There are between 19 and 21 million norovirus cases in the US each year. It is an extremely contagious disease that can spread from person to person with a touch. Outbreaks can occur in schools, churches, offices, sporting events and concerts.
Norovirus causes food poisoning-like symptoms such as diarrhoea, nausea and vomiting, but it is not technically food poisoning in the same sense as serving spoiled meat or raw foods containing salmonella.
However, food preparation is a very efficient vector for the disease – a single sick worker disease can pass the disease, via the food they prepare, to hundreds of people in one night.
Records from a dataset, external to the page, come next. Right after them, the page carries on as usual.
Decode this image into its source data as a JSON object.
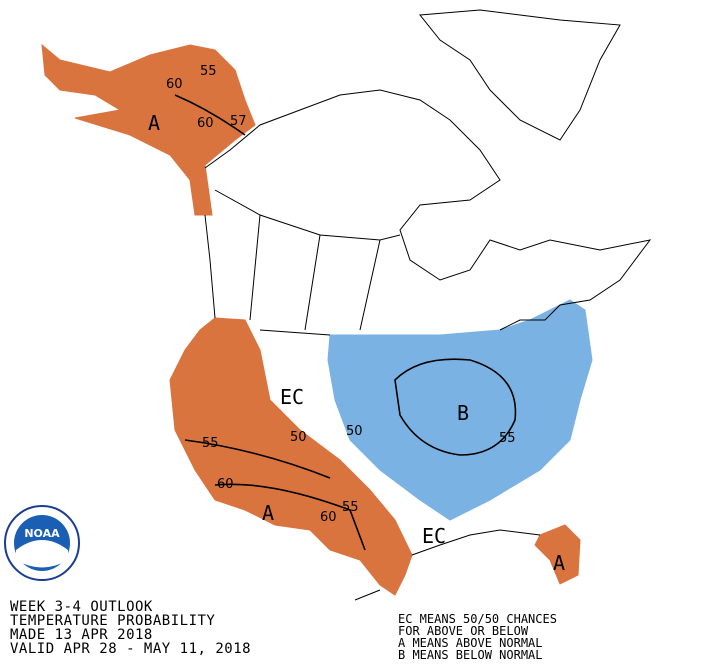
{
  "header": {
    "lines": [
      "WEEK 3-4 OUTLOOK",
      "TEMPERATURE PROBABILITY",
      "MADE  13 APR 2018",
      "VALID  APR 28 - MAY 11, 2018"
    ]
  },
  "legend": {
    "lines": [
      "EC MEANS 50/50 CHANCES",
      "FOR ABOVE OR BELOW",
      "A MEANS ABOVE NORMAL",
      "B MEANS BELOW NORMAL"
    ]
  },
  "logo": {
    "label": "NOAA"
  },
  "map": {
    "region_labels": [
      "A",
      "A",
      "EC",
      "B",
      "EC",
      "A"
    ],
    "contour_labels": [
      55,
      60,
      57,
      60,
      55,
      50,
      60,
      60,
      55,
      50,
      55
    ]
  }
}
This highlights the importance of not allowing sick staff to come to work.
While we don’t know the specific factors involved in the Chipotle outbreaks, anyone who has ever worked in a fast food restaurant will not find it hard to imagine a scenario where an overzealous restaurant manager pressured a young worker to come in for their shift when they weren’t feeling great.
Did Chipotle’s new “industry-best” procedures work?
The trouble with a procedure is that it must be followed for it to work.
The restaurant chain spent millions of dollars on food safety training for their staff and millions more on advertising to try and lure customers back.
Sales were steadily rising until food poisoning watchdog site, iwaspoisoned.com, began noticing a pattern of reports coming from a single restaurant in Virginia. The restaurant confirmed yet another norovirus outbreak, presumably from a sick staff member who failed to follow procedures. Chipotle’s problems now being national news, it wasn’t long before the story was across every medium. Chipotle’s already devastated stock price took another hit. Across social media, many declared that this was the last straw and they they would not be risking eating at Chipotle ever again.
The lessons that all restaurants need to learn
1) Take illness seriously
Don’t put pressure on sick staff to come to work. When employees do return, ensure they are actually well – if not, send them home again.
2) Teach good hand-washing techniques
Even norovirus is easily combated by simple soap and water and good washing techniques. And this doesn’t just mean at the start of the shift. This means every time staff members cough, sneeze, touch raw food or return from the bathroom.
3) Provide nail brushes at all wash stations
We have done hundreds of demos and hand washing training sessions using GlitterBug and we can tell you that the most commonly missed place is the nails.
4) Provide gloves and detectable plasters for staff with cuts or abrasions
There is no excuse for allowing food to come into contact with an open wound.